Dans les données AAA Data publiées par le CCFA, le marché des autocars et autobus confirme sa bonne santé, tant sur le mois de mars 2026 que sur le trimestre.
Un trimestre record
Avec 1 729 immatriculations neuves enregistrées au cours du premier trimestre 2026, le marché des autocars et autobus français affiche un insolent + 23 % qui ferait rêver n’importe quel concessionnaire poids-lourds.

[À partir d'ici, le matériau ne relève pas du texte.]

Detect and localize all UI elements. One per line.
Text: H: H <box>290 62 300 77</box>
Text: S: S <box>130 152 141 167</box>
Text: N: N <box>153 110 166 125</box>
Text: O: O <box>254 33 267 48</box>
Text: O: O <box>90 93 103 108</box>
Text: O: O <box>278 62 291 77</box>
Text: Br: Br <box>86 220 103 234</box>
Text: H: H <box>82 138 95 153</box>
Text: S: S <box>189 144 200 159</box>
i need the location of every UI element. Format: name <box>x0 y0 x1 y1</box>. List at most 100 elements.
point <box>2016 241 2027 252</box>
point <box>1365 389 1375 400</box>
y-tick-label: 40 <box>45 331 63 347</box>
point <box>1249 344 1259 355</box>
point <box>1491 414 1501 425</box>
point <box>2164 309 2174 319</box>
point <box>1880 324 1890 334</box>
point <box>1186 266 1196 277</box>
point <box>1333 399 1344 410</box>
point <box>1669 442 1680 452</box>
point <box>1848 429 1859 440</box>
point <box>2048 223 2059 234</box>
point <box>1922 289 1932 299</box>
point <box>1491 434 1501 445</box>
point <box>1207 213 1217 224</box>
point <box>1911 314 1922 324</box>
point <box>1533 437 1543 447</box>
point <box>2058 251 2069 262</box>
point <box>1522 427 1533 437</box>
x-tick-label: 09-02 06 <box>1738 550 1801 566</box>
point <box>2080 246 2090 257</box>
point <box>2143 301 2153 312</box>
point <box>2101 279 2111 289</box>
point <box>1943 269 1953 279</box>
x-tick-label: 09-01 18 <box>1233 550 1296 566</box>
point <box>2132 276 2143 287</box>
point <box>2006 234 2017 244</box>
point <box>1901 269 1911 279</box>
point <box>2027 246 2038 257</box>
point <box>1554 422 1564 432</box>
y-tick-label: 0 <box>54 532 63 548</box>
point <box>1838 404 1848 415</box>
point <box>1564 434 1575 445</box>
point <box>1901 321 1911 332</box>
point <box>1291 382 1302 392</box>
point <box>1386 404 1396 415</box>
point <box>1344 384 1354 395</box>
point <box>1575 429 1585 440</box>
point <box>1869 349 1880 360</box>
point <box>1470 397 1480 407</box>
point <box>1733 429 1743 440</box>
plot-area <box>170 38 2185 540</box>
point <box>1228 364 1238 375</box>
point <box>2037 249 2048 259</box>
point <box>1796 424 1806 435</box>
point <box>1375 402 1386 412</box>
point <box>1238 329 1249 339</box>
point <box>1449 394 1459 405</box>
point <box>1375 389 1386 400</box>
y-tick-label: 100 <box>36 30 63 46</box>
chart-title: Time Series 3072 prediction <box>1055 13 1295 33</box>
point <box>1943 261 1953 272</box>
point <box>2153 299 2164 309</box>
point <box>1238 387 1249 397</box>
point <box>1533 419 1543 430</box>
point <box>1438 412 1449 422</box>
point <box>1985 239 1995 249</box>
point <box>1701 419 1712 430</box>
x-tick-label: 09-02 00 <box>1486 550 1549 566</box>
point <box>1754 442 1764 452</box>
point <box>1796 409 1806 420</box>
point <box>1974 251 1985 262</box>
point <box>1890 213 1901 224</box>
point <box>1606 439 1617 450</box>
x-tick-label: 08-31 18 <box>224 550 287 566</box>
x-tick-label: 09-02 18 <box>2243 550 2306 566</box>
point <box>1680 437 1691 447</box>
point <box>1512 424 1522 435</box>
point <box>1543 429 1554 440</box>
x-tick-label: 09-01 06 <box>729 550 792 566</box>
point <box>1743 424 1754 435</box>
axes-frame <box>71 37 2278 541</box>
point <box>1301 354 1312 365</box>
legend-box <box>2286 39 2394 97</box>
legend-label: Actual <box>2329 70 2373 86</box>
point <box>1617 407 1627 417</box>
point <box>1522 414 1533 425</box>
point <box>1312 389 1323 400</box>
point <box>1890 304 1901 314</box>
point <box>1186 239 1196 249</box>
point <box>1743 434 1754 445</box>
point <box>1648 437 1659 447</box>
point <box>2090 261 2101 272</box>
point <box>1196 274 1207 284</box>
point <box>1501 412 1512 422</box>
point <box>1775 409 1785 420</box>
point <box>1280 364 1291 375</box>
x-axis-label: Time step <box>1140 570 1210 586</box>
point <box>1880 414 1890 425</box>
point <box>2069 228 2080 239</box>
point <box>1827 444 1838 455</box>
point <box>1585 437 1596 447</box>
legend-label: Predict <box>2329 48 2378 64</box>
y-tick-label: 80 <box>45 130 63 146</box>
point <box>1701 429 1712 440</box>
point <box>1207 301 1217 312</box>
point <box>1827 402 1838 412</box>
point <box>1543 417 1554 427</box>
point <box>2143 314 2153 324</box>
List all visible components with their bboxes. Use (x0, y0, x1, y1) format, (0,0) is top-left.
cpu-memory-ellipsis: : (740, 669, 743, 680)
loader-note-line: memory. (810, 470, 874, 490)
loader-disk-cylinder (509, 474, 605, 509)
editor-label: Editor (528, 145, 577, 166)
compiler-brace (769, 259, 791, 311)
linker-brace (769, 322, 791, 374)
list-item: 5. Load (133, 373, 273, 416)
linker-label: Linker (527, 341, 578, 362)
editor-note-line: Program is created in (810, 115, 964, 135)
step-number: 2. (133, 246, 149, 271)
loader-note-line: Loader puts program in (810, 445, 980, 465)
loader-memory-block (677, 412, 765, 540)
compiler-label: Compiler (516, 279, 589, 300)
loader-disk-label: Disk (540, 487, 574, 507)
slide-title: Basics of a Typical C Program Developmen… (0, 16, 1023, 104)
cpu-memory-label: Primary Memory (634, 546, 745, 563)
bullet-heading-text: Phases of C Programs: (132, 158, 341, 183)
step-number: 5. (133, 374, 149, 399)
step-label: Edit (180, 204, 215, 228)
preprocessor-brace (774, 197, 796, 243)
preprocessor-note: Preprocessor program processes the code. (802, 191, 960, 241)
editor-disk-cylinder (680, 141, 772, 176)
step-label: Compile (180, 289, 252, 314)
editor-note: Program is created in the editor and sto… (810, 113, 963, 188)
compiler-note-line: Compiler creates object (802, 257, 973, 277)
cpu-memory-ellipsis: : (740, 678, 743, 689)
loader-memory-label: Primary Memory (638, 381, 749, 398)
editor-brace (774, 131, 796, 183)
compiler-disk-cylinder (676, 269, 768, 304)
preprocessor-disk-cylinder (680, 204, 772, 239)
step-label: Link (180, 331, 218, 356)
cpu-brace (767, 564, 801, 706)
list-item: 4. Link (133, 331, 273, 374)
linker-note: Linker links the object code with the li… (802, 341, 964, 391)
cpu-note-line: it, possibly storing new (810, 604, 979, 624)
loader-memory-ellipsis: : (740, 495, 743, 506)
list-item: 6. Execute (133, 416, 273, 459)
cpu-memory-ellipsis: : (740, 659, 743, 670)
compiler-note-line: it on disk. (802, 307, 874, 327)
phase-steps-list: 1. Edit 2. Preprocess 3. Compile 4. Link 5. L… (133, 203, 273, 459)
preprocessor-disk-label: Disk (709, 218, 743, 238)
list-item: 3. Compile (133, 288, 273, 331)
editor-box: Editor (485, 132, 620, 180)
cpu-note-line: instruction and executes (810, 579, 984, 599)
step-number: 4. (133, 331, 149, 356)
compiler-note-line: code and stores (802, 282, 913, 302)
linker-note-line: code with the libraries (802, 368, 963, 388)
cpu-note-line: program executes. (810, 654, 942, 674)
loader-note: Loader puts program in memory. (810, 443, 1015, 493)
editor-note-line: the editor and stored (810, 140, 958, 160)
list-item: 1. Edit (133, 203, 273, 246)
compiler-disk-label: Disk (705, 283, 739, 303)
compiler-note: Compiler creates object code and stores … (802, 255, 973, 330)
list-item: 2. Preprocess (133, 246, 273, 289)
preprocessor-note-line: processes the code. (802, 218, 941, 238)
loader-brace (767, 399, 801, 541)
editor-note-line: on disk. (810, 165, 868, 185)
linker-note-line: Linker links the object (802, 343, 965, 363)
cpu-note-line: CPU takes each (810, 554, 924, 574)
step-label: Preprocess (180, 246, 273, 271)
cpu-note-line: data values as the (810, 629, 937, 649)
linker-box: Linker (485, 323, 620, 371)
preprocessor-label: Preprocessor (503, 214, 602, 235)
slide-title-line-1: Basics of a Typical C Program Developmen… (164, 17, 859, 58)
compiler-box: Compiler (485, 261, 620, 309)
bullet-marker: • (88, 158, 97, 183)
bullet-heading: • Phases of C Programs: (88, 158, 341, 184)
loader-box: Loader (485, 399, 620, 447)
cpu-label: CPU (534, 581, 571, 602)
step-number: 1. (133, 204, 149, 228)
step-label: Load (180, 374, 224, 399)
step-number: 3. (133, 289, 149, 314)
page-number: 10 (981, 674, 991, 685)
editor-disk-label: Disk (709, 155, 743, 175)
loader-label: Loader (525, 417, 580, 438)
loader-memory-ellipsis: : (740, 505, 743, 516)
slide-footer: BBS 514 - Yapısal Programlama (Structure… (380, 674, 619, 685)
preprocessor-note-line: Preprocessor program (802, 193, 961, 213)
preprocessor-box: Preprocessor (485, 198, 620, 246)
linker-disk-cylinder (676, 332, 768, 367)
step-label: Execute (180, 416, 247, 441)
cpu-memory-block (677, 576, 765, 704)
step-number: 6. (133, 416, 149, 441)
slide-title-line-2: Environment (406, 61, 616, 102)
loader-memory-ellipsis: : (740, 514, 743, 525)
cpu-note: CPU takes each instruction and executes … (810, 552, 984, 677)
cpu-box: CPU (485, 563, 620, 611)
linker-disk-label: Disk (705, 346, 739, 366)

Sur le mois de mars 2026, la croissance est cependant bien plus modeste avec +2,5% (623 immatriculations) mais on reste toujours en positif par rapport à la même période de 2025. Si Iveco est franchement à la peine en camions, le groupe demeure solidement à la 1ère place dans le domaine du transport de voyageurs avec 791 immatriculations au cumul (+49,5%). Les retards de production semblent se résorber puisque la marque affiche +72,4 de croissance sur le mois (319 certificats). Attention toutefois : immatriculation ne veut pas dire mise en service commercial, les marchés autobus étant souvent soumis à une visite de réception des véhicules par leurs opérateurs. Mais le fait est là : Iveco Bus livre. Le groupe est très dynamique puisque Heuliez est également très bien orienté, tant sur le mois (57 autobus + 78,1% qu’au cumul trimestriel 145 autobus soit +81,3%). Il creuse l’écart avec son éternel rival Daimler Buses qui affiche des résultats très contrastés : Mercedes-Benz et Setra sont très bien orientés au cumul (323 immatriculations +8,4% pour l’étoile, 40 immatriculations +60% pour l’emblème Kässbohrer) mais ont quelque peu manqué leur mois de mars (dans les deux cas en recul par rapport au même mois de 2025 avec -11,2% et -13,3%).
Un marché fragmenté
En marge de ce duopole, les immatriculations France en autocars et autobus sont très fragmentées. Une fois n’est pas coutume, au cumul du trimestre, Isuzu Anadolu importé par FCC, se place dans le sillage des deux grands avec 67 unités (+148,1%). Il devance Otokar Europe (61 immatriculations, +154,2%). Les deux groupes Turcs s’offrent le luxe de narguer MAN qui réalise une étrange contre-performance (52 unités, -79,4% par rapport au 1er trimestre 2025).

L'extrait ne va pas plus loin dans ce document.